In that interest, let me propose a compromise, upon which I believe both the underage population and the body of concerned citizens will agree: undergraduates should stop drinking tequila.
Tequila is, obviously, one of the more vile substances on the planet. At its worst it tastes like motor oil, and at its best it tastes like classy motor oil. Oh, if you pour orange juice and grenadine into it, it looks pretty for a few seconds, but then you stir it. And I have to ask: what substance in the universe is not sweetened by grenadine?
I hear some of you saying “but it’s vile, that’s precisely the point.” But it’s not even the most vile! I’d encourage you to drink pisco, which is sort of like Peruvian rum, but the taste is something I can only compare to the time I made a drink entirely out of Canadian Mist (the Plastic-Bottled Whiskey!) and room-temperature Jägermeister.

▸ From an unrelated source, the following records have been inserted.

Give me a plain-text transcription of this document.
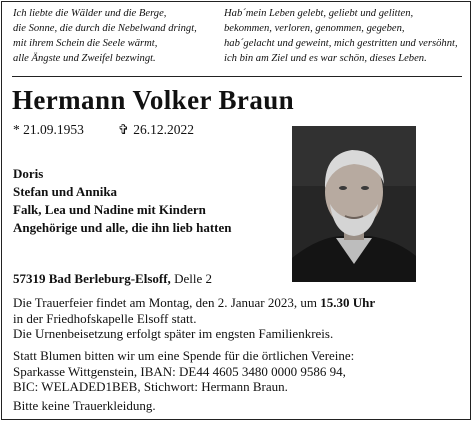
Ich liebte die Wälder und die Berge,
die Sonne, die durch die Nebelwand dringt,
mit ihrem Schein die Seele wärmt,
alle Ängste und Zweifel bezwingt.
Hab´mein Leben gelebt, geliebt und gelitten,
bekommen, verloren, genommen, gegeben,
hab´gelacht und geweint, mich gestritten und versöhnt,
ich bin am Ziel und es war schön, dieses Leben.
Hermann Volker Braun
* 21.09.1953	✞ 26.12.2022
Doris
Stefan und Annika
Falk, Lea und Nadine mit Kindern
Angehörige und alle, die ihn lieb hatten
57319 Bad Berleburg-Elsoff, Delle 2
Die Trauerfeier findet am Montag, den 2. Januar 2023, um 15.30 Uhr
in der Friedhofskapelle Elsoff statt.
Die Urnenbeisetzung erfolgt später im engsten Familienkreis.
Statt Blumen bitten wir um eine Spende für die örtlichen Vereine:
Sparkasse Wittgenstein, IBAN: DE44 4605 3480 0000 9586 94,
BIC: WELADED1BEB, Stichwort: Hermann Braun.
Bitte keine Trauerkleidung.
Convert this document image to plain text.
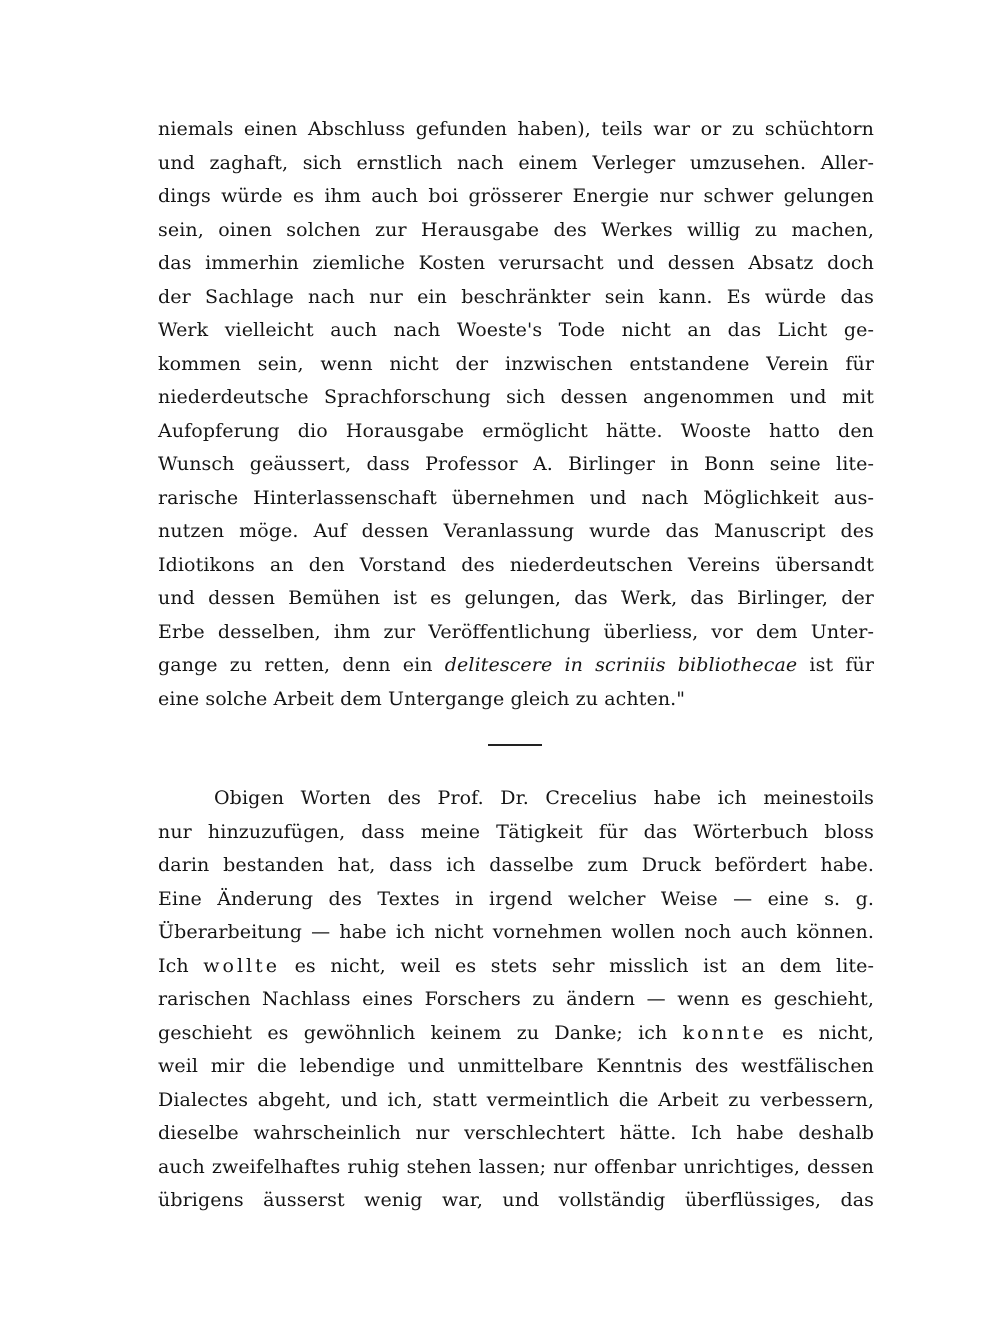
niemals einen Abschluss gefunden haben), teils war or zu schüchtorn
und zaghaft, sich ernstlich nach einem Verleger umzusehen. Aller-
dings würde es ihm auch boi grösserer Energie nur schwer gelungen
sein, oinen solchen zur Herausgabe des Werkes willig zu machen,
das immerhin ziemliche Kosten verursacht und dessen Absatz doch
der Sachlage nach nur ein beschränkter sein kann. Es würde das
Werk vielleicht auch nach Woeste's Tode nicht an das Licht ge-
kommen sein, wenn nicht der inzwischen entstandene Verein für
niederdeutsche Sprachforschung sich dessen angenommen und mit
Aufopferung dio Horausgabe ermöglicht hätte. Wooste hatto den
Wunsch geäussert, dass Professor A. Birlinger in Bonn seine lite-
rarische Hinterlassenschaft übernehmen und nach Möglichkeit aus-
nutzen möge. Auf dessen Veranlassung wurde das Manuscript des
Idiotikons an den Vorstand des niederdeutschen Vereins übersandt
und dessen Bemühen ist es gelungen, das Werk, das Birlinger, der
Erbe desselben, ihm zur Veröffentlichung überliess, vor dem Unter-
gange zu retten, denn ein delitescere in scriniis bibliothecae ist für
eine solche Arbeit dem Untergange gleich zu achten."
Obigen Worten des Prof. Dr. Crecelius habe ich meinestoils
nur hinzuzufügen, dass meine Tätigkeit für das Wörterbuch bloss
darin bestanden hat, dass ich dasselbe zum Druck befördert habe.
Eine Änderung des Textes in irgend welcher Weise — eine s. g.
Überarbeitung — habe ich nicht vornehmen wollen noch auch können.
Ich wollte es nicht, weil es stets sehr misslich ist an dem lite-
rarischen Nachlass eines Forschers zu ändern — wenn es geschieht,
geschieht es gewöhnlich keinem zu Danke; ich konnte es nicht,
weil mir die lebendige und unmittelbare Kenntnis des westfälischen
Dialectes abgeht, und ich, statt vermeintlich die Arbeit zu verbessern,
dieselbe wahrscheinlich nur verschlechtert hätte. Ich habe deshalb
auch zweifelhaftes ruhig stehen lassen; nur offenbar unrichtiges, dessen
übrigens äusserst wenig war, und vollständig überflüssiges, das
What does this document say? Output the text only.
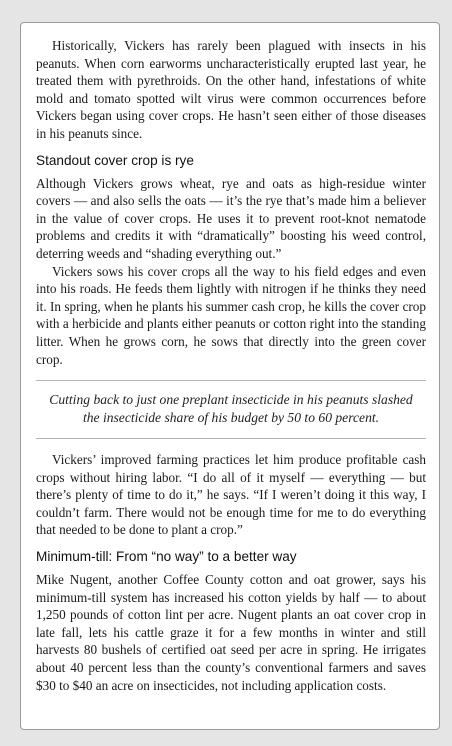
Historically, Vickers has rarely been plagued with insects in his peanuts. When corn earworms uncharacteristically erupted last year, he treated them with pyrethroids. On the other hand, infestations of white mold and tomato spotted wilt virus were common occurrences before Vickers began using cover crops. He hasn’t seen either of those diseases in his peanuts since.

Standout cover crop is rye

Although Vickers grows wheat, rye and oats as high-residue winter covers — and also sells the oats — it’s the rye that’s made him a believer in the value of cover crops. He uses it to prevent root-knot nematode problems and credits it with “dramatically” boosting his weed control, deterring weeds and “shading everything out.”

Vickers sows his cover crops all the way to his field edges and even into his roads. He feeds them lightly with nitrogen if he thinks they need it. In spring, when he plants his summer cash crop, he kills the cover crop with a herbicide and plants either peanuts or cotton right into the standing litter. When he grows corn, he sows that directly into the green cover crop.

Cutting back to just one preplant insecticide in his peanuts slashed the insecticide share of his budget by 50 to 60 percent.

Vickers’ improved farming practices let him produce profitable cash crops without hiring labor. “I do all of it myself — everything — but there’s plenty of time to do it,” he says. “If I weren’t doing it this way, I couldn’t farm. There would not be enough time for me to do everything that needed to be done to plant a crop.”

Minimum-till: From “no way” to a better way

Mike Nugent, another Coffee County cotton and oat grower, says his minimum-till system has increased his cotton yields by half — to about 1,250 pounds of cotton lint per acre. Nugent plants an oat cover crop in late fall, lets his cattle graze it for a few months in winter and still harvests 80 bushels of certified oat seed per acre in spring. He irrigates about 40 percent less than the county’s conventional farmers and saves $30 to $40 an acre on insecticides, not including application costs.
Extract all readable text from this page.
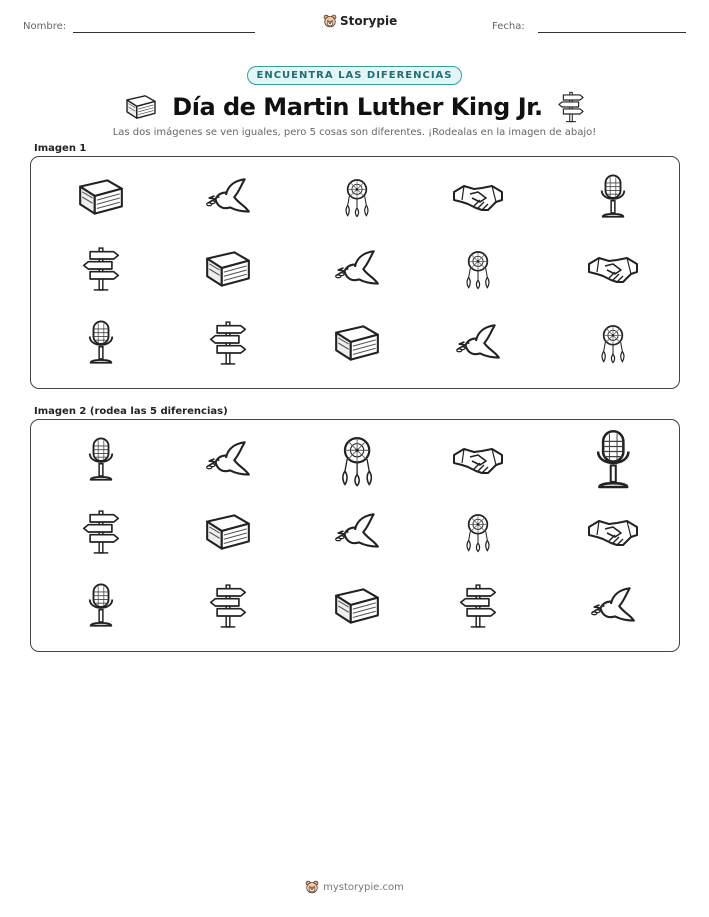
Nombre:	Storypie	Fecha:
ENCUENTRA LAS DIFERENCIAS
Día de Martin Luther King Jr.
Las dos imágenes se ven iguales, pero 5 cosas son diferentes. ¡Rodealas en la imagen de abajo!
Imagen 1
Imagen 2 (rodea las 5 diferencias)
mystorypie.com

I’m not even talking about the swift-flowing stream of defeated utterances like “man, I’m never drinking tequila again,” or “I’ve never been that sick before or since,” or even “and then I vomited pure gold liquid for seventeen hours.” No, a million million perversions can be seen. Like God on the road to Sodom, I’ll ask none to destroy the righteous with the wicked. But if there be ten among you who can say “my life was greatly improved by this bottle of Jose Cuervo,” I shall stand shame-faced. But I don’t think that’s the case. Because, even on the off-chance that you can claim that, if you’re drinking that much tequila, you’re going to over-sleep and miss the meeting. And if you do show up, you’ll rapidly forget why you’re there and indiscriminately try to know me.